Chinese aerospace engineer

Ye Peijian (葉培建 (叶培建); born January 29, 1945) is a Chinese aerospace engineer. He is the Chief Commander and Chief Designer of the Chinese Lunar Exploration Program.

==Early life and education==

Ye was born in Huzhuang Village, Taixing, Jiangsu, China, in January 1945. In 1962, he graduated from Huzhou Middle School in Huzhou, Zhejiang province.

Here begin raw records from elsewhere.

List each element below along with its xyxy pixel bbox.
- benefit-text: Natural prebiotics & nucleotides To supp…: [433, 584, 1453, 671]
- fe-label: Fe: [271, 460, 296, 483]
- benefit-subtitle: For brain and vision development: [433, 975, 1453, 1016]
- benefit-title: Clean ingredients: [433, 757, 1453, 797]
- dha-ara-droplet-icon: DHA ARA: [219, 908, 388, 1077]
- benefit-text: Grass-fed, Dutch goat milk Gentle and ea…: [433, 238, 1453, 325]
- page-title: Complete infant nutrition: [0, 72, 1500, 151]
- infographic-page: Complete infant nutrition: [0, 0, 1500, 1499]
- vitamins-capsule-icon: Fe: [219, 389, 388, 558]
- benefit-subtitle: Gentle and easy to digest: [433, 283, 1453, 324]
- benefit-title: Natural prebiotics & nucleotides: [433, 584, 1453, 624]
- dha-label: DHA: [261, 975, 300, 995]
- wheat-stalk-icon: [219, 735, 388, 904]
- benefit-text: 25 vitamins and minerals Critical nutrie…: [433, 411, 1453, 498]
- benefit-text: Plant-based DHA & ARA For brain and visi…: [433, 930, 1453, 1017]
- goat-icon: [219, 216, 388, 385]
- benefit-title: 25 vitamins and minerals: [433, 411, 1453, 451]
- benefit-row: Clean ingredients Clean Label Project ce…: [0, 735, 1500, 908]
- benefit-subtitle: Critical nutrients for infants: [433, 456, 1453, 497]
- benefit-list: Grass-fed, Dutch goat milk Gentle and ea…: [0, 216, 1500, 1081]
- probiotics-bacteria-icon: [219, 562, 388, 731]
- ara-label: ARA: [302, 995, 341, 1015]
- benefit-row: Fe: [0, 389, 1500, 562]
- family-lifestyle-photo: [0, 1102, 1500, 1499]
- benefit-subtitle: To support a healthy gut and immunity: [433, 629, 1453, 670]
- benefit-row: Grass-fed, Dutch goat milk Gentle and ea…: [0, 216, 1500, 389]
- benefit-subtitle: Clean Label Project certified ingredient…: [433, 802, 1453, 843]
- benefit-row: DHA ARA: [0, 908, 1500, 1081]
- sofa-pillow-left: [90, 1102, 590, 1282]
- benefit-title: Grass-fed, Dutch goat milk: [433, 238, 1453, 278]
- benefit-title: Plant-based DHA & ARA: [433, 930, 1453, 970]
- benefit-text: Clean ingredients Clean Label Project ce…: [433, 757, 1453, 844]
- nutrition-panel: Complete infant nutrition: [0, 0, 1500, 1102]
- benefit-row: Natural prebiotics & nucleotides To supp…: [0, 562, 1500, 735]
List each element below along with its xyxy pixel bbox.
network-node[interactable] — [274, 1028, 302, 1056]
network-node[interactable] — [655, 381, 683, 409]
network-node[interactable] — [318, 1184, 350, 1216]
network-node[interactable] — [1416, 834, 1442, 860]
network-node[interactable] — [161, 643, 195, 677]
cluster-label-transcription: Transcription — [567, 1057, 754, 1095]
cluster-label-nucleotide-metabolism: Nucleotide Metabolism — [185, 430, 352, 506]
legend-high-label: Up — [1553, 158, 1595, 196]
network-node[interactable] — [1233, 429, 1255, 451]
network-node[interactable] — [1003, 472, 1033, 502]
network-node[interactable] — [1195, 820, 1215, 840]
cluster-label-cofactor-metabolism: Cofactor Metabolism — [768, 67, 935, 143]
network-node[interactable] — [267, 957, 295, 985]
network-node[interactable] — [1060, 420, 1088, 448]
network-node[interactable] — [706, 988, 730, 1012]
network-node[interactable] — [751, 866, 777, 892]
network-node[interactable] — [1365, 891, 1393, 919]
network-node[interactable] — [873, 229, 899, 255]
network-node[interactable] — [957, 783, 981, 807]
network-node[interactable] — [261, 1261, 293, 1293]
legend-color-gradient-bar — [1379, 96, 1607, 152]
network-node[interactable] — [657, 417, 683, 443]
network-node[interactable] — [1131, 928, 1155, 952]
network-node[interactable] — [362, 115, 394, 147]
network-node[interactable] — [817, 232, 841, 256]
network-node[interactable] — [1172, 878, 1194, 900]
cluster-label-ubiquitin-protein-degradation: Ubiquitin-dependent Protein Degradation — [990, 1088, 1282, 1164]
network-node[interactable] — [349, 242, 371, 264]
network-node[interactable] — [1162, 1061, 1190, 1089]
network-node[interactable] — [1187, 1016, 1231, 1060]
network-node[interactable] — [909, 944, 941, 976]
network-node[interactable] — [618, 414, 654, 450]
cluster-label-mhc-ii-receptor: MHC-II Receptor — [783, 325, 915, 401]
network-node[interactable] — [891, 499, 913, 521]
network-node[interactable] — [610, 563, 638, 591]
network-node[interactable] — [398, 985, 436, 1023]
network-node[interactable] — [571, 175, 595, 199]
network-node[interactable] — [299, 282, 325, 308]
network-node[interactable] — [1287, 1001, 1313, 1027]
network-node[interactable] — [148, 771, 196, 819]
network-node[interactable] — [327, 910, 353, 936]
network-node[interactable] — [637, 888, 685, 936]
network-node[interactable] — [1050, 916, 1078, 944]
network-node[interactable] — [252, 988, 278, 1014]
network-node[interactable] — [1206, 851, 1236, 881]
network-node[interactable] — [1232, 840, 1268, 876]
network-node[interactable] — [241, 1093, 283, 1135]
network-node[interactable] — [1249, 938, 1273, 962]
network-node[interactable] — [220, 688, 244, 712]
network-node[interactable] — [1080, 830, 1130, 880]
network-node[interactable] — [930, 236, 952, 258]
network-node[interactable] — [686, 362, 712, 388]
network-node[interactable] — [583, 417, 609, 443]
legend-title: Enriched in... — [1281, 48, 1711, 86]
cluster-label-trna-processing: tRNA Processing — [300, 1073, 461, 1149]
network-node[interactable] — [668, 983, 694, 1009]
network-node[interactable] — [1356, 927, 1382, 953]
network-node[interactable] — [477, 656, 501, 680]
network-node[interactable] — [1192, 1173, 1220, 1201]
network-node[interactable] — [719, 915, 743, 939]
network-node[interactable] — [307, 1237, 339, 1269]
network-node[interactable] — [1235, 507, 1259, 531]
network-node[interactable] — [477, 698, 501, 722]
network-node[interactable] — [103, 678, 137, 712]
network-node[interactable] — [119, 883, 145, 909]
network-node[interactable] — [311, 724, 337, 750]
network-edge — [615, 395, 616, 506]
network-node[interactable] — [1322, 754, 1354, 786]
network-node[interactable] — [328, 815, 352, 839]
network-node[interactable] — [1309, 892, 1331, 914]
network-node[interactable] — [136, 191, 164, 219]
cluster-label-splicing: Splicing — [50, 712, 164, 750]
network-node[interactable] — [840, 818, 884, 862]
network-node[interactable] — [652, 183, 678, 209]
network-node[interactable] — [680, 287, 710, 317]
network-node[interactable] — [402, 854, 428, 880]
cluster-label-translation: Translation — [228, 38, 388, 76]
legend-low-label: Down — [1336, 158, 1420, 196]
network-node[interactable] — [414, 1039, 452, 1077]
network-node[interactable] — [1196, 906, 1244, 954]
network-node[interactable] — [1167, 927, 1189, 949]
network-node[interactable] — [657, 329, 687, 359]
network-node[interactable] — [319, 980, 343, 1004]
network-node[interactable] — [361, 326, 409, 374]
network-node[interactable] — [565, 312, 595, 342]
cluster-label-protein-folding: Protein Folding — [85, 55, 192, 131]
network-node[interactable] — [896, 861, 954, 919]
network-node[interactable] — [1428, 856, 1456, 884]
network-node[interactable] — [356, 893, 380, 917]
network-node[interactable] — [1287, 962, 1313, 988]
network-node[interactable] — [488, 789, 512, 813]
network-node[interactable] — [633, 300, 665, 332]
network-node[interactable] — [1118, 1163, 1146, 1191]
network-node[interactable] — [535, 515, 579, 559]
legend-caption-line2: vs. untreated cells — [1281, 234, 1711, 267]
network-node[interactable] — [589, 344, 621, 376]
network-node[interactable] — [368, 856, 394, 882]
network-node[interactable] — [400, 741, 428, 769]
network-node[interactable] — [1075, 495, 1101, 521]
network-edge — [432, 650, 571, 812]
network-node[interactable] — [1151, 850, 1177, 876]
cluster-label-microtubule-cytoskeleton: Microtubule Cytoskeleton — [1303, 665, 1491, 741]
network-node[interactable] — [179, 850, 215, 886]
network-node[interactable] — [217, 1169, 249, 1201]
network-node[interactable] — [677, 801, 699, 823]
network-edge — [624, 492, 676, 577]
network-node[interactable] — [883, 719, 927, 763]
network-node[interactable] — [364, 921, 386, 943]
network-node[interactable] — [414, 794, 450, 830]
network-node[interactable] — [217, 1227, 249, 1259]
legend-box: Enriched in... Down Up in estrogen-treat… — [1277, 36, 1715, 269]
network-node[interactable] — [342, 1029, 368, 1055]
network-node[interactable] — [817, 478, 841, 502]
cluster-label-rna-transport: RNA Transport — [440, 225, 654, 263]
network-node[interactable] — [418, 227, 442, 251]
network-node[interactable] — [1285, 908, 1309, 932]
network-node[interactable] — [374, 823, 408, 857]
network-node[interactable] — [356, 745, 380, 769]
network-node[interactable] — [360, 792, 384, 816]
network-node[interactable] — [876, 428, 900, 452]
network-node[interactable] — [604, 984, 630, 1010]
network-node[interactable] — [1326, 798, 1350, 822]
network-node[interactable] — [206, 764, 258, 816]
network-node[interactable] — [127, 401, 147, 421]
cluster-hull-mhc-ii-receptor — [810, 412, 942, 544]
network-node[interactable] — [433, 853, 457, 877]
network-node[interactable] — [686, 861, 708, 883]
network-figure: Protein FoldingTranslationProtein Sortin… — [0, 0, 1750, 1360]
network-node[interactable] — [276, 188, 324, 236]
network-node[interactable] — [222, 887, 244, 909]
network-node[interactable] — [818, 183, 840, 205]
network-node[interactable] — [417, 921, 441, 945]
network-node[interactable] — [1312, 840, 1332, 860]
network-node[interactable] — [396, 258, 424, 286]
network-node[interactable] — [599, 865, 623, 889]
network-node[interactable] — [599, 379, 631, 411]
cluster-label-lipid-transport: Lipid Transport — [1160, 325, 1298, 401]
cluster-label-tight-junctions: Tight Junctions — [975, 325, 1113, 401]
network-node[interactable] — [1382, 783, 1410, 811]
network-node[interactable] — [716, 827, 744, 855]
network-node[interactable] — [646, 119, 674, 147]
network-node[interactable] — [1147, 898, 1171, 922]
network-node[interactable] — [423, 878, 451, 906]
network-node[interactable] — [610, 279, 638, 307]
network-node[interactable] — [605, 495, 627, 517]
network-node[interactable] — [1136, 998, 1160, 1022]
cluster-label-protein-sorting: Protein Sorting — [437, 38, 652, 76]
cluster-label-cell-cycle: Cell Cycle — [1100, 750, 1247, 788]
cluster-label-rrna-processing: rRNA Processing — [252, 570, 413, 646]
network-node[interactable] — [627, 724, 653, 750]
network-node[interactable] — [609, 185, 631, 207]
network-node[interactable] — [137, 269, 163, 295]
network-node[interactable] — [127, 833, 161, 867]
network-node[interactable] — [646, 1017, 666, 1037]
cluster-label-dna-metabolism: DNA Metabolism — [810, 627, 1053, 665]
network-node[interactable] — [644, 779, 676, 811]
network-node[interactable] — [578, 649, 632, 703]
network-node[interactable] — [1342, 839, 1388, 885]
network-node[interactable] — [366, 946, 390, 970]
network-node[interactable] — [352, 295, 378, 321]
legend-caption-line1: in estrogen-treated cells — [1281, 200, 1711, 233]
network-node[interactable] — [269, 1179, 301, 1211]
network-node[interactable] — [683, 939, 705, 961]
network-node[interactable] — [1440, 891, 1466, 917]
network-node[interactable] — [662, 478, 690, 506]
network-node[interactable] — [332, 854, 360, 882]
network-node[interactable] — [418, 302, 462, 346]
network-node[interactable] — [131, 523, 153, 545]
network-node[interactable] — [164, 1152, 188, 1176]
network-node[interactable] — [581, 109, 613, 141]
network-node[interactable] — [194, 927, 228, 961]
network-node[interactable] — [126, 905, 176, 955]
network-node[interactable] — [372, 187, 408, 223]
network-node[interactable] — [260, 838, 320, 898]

Ye completed his undergraduate education in radio science and graduated from Zhejiang University in 1967. Taking the advice of Chinese aerospace engineer Yang Jiachi to avoid the United States because of American restrictions on sensitive technology, he studied at University of Neuchâtel in Switzerland and received a Doctor of Science in 1985.

== Career ==
Ye is a professor both at the Beijing University of Aeronautics and Astronautics and the Harbin Institute of Technology. He is a research fellow and Chief Engineer at the Chinese Academy of Space Technology.

Ye joined the Chinese Communist Party in 1986. He became an academician of the Chinese Academy of Sciences in 2003.

Ye speaks English and French fluently. The inner main-belt asteroid 456677 Yepeijian, discovered by the PMO NEO Survey Program at XuYi Station in 2007, was named in his honor. Naming citation was published on 12 January 2017.